The Monotype System took a different direction in hot metal typesetting, with the ability of the Composition Caster to cast loose type using a paper tape operated automatic casting machine. The paper tape would be first generated on a keyboard and then used to cast the type, the tape could be stored for future casting for subsequent editions. This was a popular system for book work. Text was produced completely aligned, with all spaces in each line exactly the same width. Corrections and complex work could be done on the text by hand after the bulk of the text had been set by machine. The Super Caster and Orphan Annie were used to cast fonts of loose type for hand setting as well as spacing material and patterned rules.
This type was most times made of an alloy (8-10% Tin, 15-20% Antimony) slightly harder than the line casting alloys but was not as hard as the foundry type used for hand setting of loose letters. This allowed reasonable print runs or conversion to stereotypes for longer print runs. But these machines could produce type with all possible alloys, when needed.
The used type, like the slugs from line casters, was re-melted when no longer needed. Each time remelting caused some loss of Tin and Antimony, through oxidation. This loss needed to be monitored and compensated.
The Monotype Corporation survived the demise of the hot metal typesetting era by selling digital type.
Towards the end of its life hot metal composition in newspapers was kept alive by the proof press. As each page was set and locked up, it was moved on a turtle (a rolling table with an accurately flat steel surface) to the manual proof press where it was hand inked and a single very high quality proof was pulled. This proof could then be photographed and converted to a negative.
Black paper was inserted before the proof was photographed for each of the photos on the final page to create clear windows in the negative. The separately made halftones would be taped into these clear windows on the negative. This negative could then be used to expose the photosensitized printing plate for an offset press. In this way the heavy investment in hot metal typesetting could be adapted to the newer offset technology during a transition period.

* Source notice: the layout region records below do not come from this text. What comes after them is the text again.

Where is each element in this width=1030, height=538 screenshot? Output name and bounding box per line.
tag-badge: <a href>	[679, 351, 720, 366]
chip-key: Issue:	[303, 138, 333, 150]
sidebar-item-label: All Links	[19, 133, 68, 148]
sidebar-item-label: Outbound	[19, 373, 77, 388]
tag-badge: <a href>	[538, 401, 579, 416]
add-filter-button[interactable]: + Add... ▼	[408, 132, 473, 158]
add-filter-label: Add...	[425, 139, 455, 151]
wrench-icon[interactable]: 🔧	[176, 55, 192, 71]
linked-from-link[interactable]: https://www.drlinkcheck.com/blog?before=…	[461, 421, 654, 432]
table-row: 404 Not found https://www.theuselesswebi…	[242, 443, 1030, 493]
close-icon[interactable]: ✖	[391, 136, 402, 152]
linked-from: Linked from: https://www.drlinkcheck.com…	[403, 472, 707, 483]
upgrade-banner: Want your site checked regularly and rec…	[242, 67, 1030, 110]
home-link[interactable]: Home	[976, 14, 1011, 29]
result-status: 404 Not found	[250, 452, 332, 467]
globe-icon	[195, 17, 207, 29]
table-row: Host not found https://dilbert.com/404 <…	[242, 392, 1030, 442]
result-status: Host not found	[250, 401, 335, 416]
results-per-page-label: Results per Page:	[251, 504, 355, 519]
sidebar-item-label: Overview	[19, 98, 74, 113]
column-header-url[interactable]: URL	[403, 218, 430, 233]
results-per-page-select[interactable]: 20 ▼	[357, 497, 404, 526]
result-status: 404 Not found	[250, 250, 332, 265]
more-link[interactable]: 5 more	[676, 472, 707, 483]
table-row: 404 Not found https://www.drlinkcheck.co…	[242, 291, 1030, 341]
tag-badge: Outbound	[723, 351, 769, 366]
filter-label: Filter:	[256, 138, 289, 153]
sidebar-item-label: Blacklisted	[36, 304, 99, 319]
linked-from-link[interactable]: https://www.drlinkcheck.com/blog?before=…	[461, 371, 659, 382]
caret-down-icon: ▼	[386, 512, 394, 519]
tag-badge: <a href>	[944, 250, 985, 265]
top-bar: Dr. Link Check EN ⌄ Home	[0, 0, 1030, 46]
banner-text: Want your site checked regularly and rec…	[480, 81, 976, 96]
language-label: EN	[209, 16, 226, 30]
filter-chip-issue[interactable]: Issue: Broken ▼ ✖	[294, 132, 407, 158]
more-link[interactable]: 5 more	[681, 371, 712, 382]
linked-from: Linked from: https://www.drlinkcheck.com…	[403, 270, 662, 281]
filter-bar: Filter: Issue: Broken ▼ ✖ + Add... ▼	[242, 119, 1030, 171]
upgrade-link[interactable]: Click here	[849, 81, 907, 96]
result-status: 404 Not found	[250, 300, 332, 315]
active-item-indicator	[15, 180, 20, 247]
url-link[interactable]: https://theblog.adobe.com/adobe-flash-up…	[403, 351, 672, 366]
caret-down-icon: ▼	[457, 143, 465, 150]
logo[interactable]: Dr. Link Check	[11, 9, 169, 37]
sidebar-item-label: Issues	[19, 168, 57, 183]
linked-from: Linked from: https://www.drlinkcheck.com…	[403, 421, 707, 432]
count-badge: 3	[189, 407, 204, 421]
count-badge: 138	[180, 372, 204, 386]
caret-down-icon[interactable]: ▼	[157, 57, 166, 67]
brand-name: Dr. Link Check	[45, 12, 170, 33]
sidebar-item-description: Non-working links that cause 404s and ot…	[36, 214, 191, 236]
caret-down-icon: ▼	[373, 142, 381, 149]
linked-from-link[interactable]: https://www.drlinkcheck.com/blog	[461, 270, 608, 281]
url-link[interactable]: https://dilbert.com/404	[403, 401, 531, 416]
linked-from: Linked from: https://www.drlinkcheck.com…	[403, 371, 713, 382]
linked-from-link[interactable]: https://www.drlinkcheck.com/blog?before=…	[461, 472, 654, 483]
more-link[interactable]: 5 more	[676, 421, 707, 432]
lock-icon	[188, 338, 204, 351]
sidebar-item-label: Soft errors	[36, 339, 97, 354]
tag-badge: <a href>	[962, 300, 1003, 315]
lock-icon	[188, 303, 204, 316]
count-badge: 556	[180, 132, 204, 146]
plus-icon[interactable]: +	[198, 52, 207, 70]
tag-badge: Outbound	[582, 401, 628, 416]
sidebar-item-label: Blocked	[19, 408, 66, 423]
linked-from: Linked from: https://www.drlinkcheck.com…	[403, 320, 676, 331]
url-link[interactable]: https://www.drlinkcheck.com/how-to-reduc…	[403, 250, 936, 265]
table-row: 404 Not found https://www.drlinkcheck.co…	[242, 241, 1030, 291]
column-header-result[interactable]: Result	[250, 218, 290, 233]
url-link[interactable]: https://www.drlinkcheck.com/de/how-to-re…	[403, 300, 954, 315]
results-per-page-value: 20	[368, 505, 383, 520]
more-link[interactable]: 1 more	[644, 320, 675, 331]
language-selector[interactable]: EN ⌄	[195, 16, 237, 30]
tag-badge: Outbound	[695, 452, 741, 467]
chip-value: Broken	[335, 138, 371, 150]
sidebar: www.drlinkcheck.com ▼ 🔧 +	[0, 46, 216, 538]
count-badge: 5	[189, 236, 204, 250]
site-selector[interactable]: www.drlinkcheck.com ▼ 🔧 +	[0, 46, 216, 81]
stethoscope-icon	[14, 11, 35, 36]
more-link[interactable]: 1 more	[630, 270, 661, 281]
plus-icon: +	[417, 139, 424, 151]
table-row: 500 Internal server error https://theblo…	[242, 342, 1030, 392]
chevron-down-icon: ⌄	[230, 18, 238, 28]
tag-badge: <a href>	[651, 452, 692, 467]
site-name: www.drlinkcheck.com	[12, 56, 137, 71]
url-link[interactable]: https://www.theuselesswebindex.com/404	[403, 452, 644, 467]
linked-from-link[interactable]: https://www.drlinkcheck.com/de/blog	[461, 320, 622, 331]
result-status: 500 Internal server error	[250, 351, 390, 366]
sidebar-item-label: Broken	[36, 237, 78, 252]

Another synergy and transition mechanism was using paper tapes made for TTS systems (linotype) and monotype tapes directly by the photo typesetter system.
These tapes could be read and processed by many, maybe most optical setting systems. This allows avoiding actual use of metal, while preserving some of the value and investment in the "typesetting" and communication side of hot-metal. Such systems were widely used in the later years of hot metal, and optical typesetting systems kept supporting and further developing TTS standard, alongside similar systems for most of the optical typesetting era.
The nature of text printed via the hot-metal method is notably different from that produced by the phototypesetting processes that followed it. As the lead type used to print (letterpress) a page had been directly formed from the type matrix, a good fidelity to the original was achieved. Phototypesetting suffered (at least in its early days) from many problems relating to optical distortion and misalignment. These disappointing results were a thorn in the sides of many authors and readers (especially of complex or mathematical texts that had many small sub- and superscripts). A desire to re-create the aesthetic qualities of hot lead spurred Donald Knuth to create one of the first general-purpose digital typesetting programs, TeX.
Although not technically typesetting, stereotyping (electrotype or nickeltype) could be used to cast a reproduction of an entire typeset page (or pages imposed in a forme) using a mold made with an impression using flong (similar to papier-mâché). The ensuing casting could be made curved for use on a rotary press or flat for the slower flat bed presses. This technique was often used in newspaper production.